Il santo degli oratori è diventato un musical

Lo spettacolo dedicato a Don Bosco in cartellone sabato 19 e domenica 20 dicembre al Teatro Ciak di Milano. Parla il protagonista, Marcello Cirillo

di Ylenia SPINELLI Redazione

16 Dicembre 2009

Dopo il successo di Forza venite gente e Madre Teresa, Piero Castellacci torna a Milano con un musical dedicato alla vita di don Bosco, il santo che 150 anni fa ha fondato l’ordine dei Salesiani e ha dato vita al primo oratorio in Italia. Quella milanese (il 19 e il 20 dicembre al Teatro Ciak) è la penultima tappa di una lunga tournée che ha visto calarsi nei panni, o meglio nella veste del protagonista, Marcello Cirillo, pupillo di Renzo Arbore ai tempi di Quelli della notte e oggi popolare presentatore televisivo di Mezzogiorno in famiglia.

Cirillo, come si è immedesimato nel personaggio?
La figura di don Bosco in qualche modo è sempre stata presente nella mia vita. I miei fratelli hanno studiato dai Salesiani, io frequentavo l’oratorio di via don Rua, il suo successore. Quando mi hanno proposto di interpretare don Bosco mi è sembrato molto naturale accettare, anche se poi l’interpretazione non è stata facile. Quando ho visitato le Case famiglia a Roma, mi sono accorto di quanto fosse ancora vivo don Bosco.
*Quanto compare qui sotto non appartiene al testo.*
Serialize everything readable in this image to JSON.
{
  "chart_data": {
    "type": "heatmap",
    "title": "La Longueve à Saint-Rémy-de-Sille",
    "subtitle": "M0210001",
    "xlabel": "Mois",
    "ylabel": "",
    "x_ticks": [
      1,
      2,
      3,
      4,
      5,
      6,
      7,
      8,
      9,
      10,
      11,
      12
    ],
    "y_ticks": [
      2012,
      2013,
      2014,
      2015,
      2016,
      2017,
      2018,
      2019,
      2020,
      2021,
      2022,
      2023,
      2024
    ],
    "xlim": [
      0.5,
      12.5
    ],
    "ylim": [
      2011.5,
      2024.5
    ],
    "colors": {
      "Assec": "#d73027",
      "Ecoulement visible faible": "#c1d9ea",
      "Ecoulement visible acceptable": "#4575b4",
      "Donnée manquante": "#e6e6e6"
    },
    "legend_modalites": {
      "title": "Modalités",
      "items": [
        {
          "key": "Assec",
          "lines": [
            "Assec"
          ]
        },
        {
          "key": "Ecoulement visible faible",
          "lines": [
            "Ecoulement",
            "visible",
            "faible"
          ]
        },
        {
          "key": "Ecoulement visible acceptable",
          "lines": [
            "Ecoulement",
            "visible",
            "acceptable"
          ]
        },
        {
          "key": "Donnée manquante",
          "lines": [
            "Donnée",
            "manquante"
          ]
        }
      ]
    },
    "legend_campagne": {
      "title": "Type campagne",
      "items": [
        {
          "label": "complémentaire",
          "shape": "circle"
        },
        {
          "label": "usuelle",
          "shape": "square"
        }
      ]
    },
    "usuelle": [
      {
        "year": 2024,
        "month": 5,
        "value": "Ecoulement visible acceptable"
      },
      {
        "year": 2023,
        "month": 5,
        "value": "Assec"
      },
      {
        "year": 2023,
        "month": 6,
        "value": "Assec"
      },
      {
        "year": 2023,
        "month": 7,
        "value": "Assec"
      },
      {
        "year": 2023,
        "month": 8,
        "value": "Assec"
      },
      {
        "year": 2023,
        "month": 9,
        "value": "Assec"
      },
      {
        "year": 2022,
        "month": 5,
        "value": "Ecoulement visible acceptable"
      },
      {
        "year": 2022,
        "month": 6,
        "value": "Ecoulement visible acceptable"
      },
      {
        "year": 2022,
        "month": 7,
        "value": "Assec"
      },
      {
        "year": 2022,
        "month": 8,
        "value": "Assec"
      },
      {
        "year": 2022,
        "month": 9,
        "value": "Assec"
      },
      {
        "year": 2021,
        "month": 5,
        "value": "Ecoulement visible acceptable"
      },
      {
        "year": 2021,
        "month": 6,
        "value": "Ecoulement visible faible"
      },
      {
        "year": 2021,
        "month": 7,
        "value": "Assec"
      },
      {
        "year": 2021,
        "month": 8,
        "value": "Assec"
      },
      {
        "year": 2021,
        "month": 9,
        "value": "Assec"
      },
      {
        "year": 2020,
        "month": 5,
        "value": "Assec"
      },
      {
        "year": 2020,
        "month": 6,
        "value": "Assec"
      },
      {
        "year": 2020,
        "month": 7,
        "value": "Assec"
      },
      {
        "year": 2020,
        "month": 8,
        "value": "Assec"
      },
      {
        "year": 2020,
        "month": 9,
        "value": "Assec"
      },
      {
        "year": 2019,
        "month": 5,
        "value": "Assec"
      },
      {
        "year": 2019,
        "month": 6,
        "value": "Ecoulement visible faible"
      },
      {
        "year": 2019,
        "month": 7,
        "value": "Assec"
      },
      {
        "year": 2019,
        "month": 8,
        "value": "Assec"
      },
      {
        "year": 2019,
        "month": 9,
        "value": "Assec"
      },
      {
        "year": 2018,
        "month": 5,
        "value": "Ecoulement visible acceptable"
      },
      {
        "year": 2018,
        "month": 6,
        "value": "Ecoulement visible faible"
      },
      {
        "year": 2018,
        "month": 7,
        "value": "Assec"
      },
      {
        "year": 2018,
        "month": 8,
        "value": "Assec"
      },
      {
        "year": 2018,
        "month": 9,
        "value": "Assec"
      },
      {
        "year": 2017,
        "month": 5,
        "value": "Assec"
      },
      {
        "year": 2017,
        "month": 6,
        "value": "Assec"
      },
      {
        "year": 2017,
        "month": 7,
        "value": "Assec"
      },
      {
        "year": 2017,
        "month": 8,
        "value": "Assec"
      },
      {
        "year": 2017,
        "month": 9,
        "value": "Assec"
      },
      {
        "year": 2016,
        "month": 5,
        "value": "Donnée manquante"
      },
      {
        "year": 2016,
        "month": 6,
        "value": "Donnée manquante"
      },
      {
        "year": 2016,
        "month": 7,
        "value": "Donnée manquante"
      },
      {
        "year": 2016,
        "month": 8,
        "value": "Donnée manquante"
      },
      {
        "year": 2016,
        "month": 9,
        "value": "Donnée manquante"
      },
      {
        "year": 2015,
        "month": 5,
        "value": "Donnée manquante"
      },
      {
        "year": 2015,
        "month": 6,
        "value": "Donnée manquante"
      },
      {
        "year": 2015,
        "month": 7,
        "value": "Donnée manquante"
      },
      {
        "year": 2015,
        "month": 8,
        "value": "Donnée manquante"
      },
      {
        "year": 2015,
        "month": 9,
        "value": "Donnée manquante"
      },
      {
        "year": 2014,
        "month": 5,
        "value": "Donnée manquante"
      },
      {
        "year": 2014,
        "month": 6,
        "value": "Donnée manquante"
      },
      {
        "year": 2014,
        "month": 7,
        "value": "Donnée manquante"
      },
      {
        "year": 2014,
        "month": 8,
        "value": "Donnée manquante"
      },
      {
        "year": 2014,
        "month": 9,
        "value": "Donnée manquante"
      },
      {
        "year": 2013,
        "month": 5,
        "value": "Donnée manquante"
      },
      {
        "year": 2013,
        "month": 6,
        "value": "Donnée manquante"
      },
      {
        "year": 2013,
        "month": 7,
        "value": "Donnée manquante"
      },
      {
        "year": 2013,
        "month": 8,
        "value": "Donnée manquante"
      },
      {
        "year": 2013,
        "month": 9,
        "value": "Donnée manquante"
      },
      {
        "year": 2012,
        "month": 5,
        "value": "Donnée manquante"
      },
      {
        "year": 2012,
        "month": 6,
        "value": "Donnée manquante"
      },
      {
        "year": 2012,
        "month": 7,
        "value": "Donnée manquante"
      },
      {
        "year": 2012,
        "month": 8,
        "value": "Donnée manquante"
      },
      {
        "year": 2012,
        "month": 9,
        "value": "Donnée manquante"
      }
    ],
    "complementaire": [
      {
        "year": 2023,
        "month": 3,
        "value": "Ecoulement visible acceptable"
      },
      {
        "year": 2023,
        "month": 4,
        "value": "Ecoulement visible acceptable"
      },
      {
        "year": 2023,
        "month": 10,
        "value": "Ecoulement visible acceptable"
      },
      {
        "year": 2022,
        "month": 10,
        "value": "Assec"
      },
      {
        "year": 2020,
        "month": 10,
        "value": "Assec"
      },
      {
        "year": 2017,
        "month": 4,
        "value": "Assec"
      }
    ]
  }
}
L’ho letto negli occhi dei ragazzi e questo mi ha dato la carica per interpretarlo al meglio.

Si è basato sulle sue biografie?
Certo, e ho anche visto i film interpretati da Flavio Insinna e Ben Gazzara, poi ho cercato di fare mio il personaggio. Sono stato scelto anche per la somiglianza fisica con il Santo, ma per quanto riguarda la parte interiore, ho dovuto concentrarmi molto perché le parole di don Bosco pesano come macigni.

Questo ruolo le ha un po’ cambiato la vita?
Assolutamente sì. Oggi affronto la vita in modo più sereno, mi ha colpito una frase che ho letto in una sua biografia: «Oggi don Bosco è più sorridente del solito. Ha più problemi del solito!». Inoltre ho imparato a pensare all’obiettivo, senza perdermi in chiacchiere. Un po’ come don Bosco, che faceva di tutto pur di recuperare soldi per l’oratorio e per i suoi ragazzi. In pochi lo sanno, ma è stato il primo inventore della lotteria a scopo benefico, per costruire la chiesa di Santa Maria Ausiliatrice.

Il musical racconta tutta la vita di don Bosco?
No, ci siamo soffermati sugli episodi più significativi, in modo particolare sul rapporto con la mamma Margherita, vero motore della sua vita. Il momento della morte di questa donna, completamente coinvolta nell’“impresa amore” del figlio è per me molto emozionante. Inoltre nel musical diamo risalto a un fatto poco rappresentato della vita di don Bosco: l’esorcismo.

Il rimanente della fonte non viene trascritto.